Dry Skin and Type 2 Diabetes
You know managing type 2 diabetes means keeping your glucose within a certain range, but did you know your skin can be a tell-tale sign of high blood sugar? High blood glucose levels can affect many parts of your body, including your skin. It’s why doctors work to help you reach your glycemic goals. Fortunately, many of the conditions that high blood glucose levels can cause in the skin can be easily treated if they are detected early.
How Dry Skin Indicates High Blood Sugar
Hyperglycemia, or high blood sugar, occurs when glucose is trapped in the bloodstream due to a lack of insulin. The opposite of hyperglycemia is hypoglycemia.Hyperglycemia is one of the main causes of dry skin. When your glucose is high, the excess glucose leaves the body through urine. This can lead to dehydration and cause dryness on the skin.
There are other ways high glucose can contribute to dry skin. Consistently high blood sugars can lead to nerve damage and damage to the blood vessels. In this case, blood isn’t able to flow well throughout the body and leads to changes in the body’s collagen. Collagen helps your skin stay hydrated, elastic and heal properly. As you age, collagen levels decline. Nerve and blood vessel damage from high glucose, however, can disrupt collagen’s ability to keep your skin healthy.
Itching can be a symptom of irritated and dry skin. In addition to irritation, the skin can get worse when scratching it. When scratching, the risk of infection or developing ulcers can be increased. You have to be especially careful and try not to scratch, especially when bathing. The most common recommendation is to apply moisturizing lotion after bathing and use mild soap.
Diabetic Dermopathy: A Common Diabetes Skin Condition
Diabetic dermopathy is a condition that causes light brown, small, oval-shaped lesions, or dry patches on the skin. They’re most likely to be found on the shins but can occur anywhere on the body.
However, this condition is harmless. There’s no specific treatment for this condition, but, moisturizing regularly, particularly on the legs and knees, can help improve the appearance of some lesions.
Other Skin Conditions Related to Diabetes
Diabetic dermopathy and dried skin aren’t the only skin problems related to diabetes. Here are others to know:
Acanthosis nigricans: Characterized by darkened areas around the hands, knees, elbows and neck with a velvety feel.
Blisters: Also called bullosis diabetricorum or diabetic bullae, diabetic blisters can form on the hands, feet, legs and forearms. They’re typically not painful and usually go away on their own with no scarring, and are treated with improved glucose management.

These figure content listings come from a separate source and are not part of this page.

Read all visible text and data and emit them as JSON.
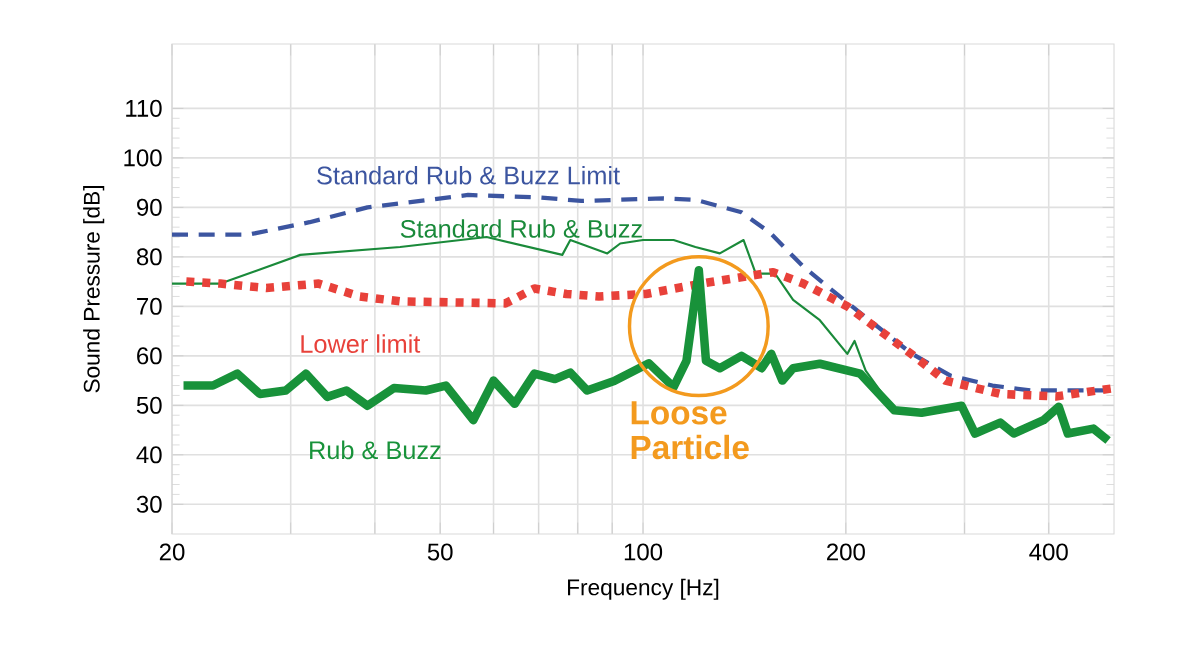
{
  "chart_data": {
    "type": "line",
    "xlabel": "Frequency [Hz]",
    "ylabel": "Sound Pressure [dB]",
    "log": "x",
    "grid": true,
    "legend": false,
    "xlim": [
      20,
      500
    ],
    "ylim": [
      24,
      123
    ],
    "xticks": [
      20,
      {
        "value": 30,
        "label": null
      },
      {
        "value": 40,
        "label": null
      },
      50,
      {
        "value": 60,
        "label": null
      },
      {
        "value": 70,
        "label": null
      },
      {
        "value": 80,
        "label": null
      },
      {
        "value": 90,
        "label": null
      },
      100,
      200,
      {
        "value": 300,
        "label": null
      },
      400
    ],
    "yticks": [
      30,
      40,
      50,
      60,
      70,
      80,
      90,
      100,
      110
    ],
    "series": [
      {
        "name": "Standard Rub & Buzz Limit",
        "color": "#3c55a0",
        "line_style": "dashed",
        "x": [
          20,
          26,
          32,
          39,
          55,
          70,
          81,
          107,
          120,
          140,
          154,
          173,
          200,
          250,
          286,
          330,
          376,
          420,
          500
        ],
        "values": [
          84.5,
          84.5,
          87,
          90,
          92.5,
          92,
          91.3,
          91.8,
          91.5,
          89,
          85,
          78,
          71,
          60.5,
          56,
          54,
          53,
          53,
          53
        ]
      },
      {
        "name": "Standard Rub & Buzz",
        "color": "#1a8a3a",
        "line_style": "solid",
        "x": [
          20,
          23.6,
          31,
          43.6,
          58.6,
          75.9,
          78,
          88.5,
          92.5,
          100,
          111,
          119.6,
          130,
          141,
          147,
          157,
          167,
          183,
          201,
          206,
          214,
          236
        ],
        "values": [
          74.6,
          74.6,
          80.4,
          82,
          84,
          80.4,
          83.4,
          80.7,
          82.7,
          83.4,
          83.4,
          82,
          80.7,
          83.4,
          76.6,
          76.6,
          71.3,
          67.2,
          60.4,
          63,
          57,
          49
        ]
      },
      {
        "name": "Lower limit",
        "color": "#e8413a",
        "line_style": "dotted",
        "x": [
          21,
          23.6,
          27.6,
          33,
          38,
          43.6,
          62.5,
          69,
          77,
          86,
          101,
          122,
          156,
          173,
          201,
          250,
          281,
          339,
          410,
          496
        ],
        "values": [
          75,
          74.6,
          73.7,
          74.6,
          72,
          71,
          70.6,
          73.6,
          72.5,
          72,
          72.5,
          74.6,
          76.9,
          74.6,
          70,
          60.4,
          55,
          52.3,
          51.8,
          53.4
        ]
      },
      {
        "name": "Rub & Buzz",
        "color": "#18923a",
        "line_style": "solid",
        "x": [
          20.8,
          23,
          25,
          27,
          29.5,
          31.6,
          34,
          36.3,
          39,
          42.7,
          47.6,
          51,
          56,
          60,
          64.5,
          69,
          74,
          78,
          82.6,
          90.6,
          102,
          111,
          116,
          121,
          124,
          130,
          140,
          150,
          155,
          161,
          167,
          183,
          210,
          236,
          259,
          297,
          311,
          339,
          355,
          393,
          414,
          427,
          466,
          490
        ],
        "values": [
          54,
          54,
          56.4,
          52.3,
          53,
          56.4,
          51.7,
          53,
          49.9,
          53.5,
          53,
          54,
          47,
          55,
          50.3,
          56.4,
          55.3,
          56.6,
          53,
          54.9,
          58.5,
          53.7,
          59,
          77.3,
          59,
          57.5,
          60,
          57.5,
          60.4,
          55,
          57.5,
          58.4,
          56.4,
          49,
          48.5,
          49.9,
          44.3,
          46.5,
          44.3,
          47,
          49.7,
          44.3,
          45.3,
          42.9
        ]
      }
    ],
    "annotations": [
      {
        "text": "Loose Particle",
        "x": 121,
        "y": 66
      }
    ]
  }
}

Diabetic Ulcers: As a result of poor circulation and nerve damage due to high blood sugar for long periods of time, ulcers can form from wounds and sores that don’t heal properly. In addition to glucose management, one of the ways to prevent ulcers is to regularly examine your feet. Please see a doctor immediately if you notice slow-healing sores or ulcers forming.

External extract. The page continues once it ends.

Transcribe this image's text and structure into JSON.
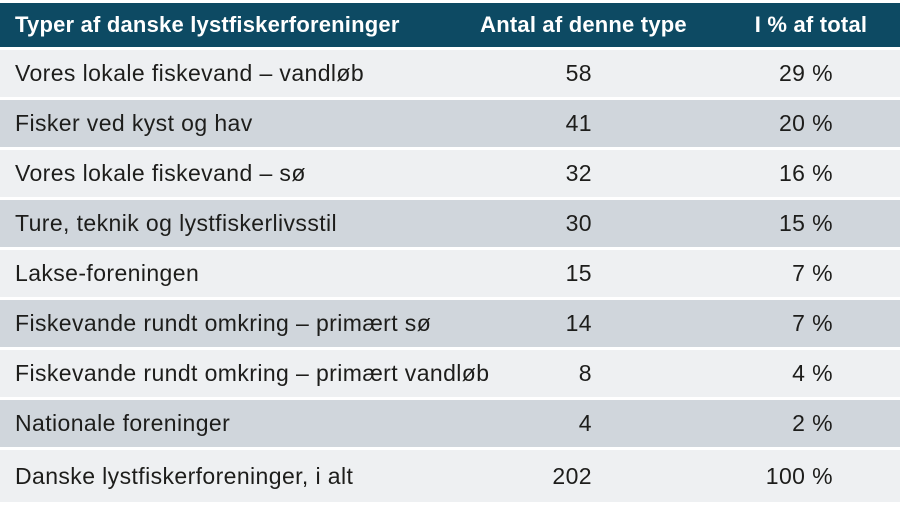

Digital Sclerosis: This condition is characterized by hard, thickening and waxy skin on the fingers, toes, hands and sometimes the forehead and arms. The fingers can become stiff and become difficult to move. Digital sclerosis develops over a long period of time and can be an indication of other complications.
General Skin Care Tips
Along with managing type 2 diabetes well, here are some general skin care tips that may help you:
- Keep your blood glucose levels as close as possible to the goals your doctor has set.
- When blood glucose levels are high, the skin becomes dry and has more difficulty defending itself against bacteria.
- Keep your skin clean and hydrated by drinking water and moisturizing.
- Wear gloves when dealing with cleaners, detergents and abrasives.
- Avoid very hot baths. If you have dryness problems, avoid bubble baths. Don’t use creams or lotions between your toes because excessive humidity can increase the risk of fungus growth.
- Consult your doctor or a dermatologist on treating skin conditions, including the use of moisturizers and creams specifically for people with diabetes.
- Check your feet regularly. Learn how to conduct a foot exam yourself.
- Contact your doctor if you notice any cuts or injuries. Wash the area well with soap. Remember not to self-medicate. Your doctor is the one who will decide with you what is the best treatment.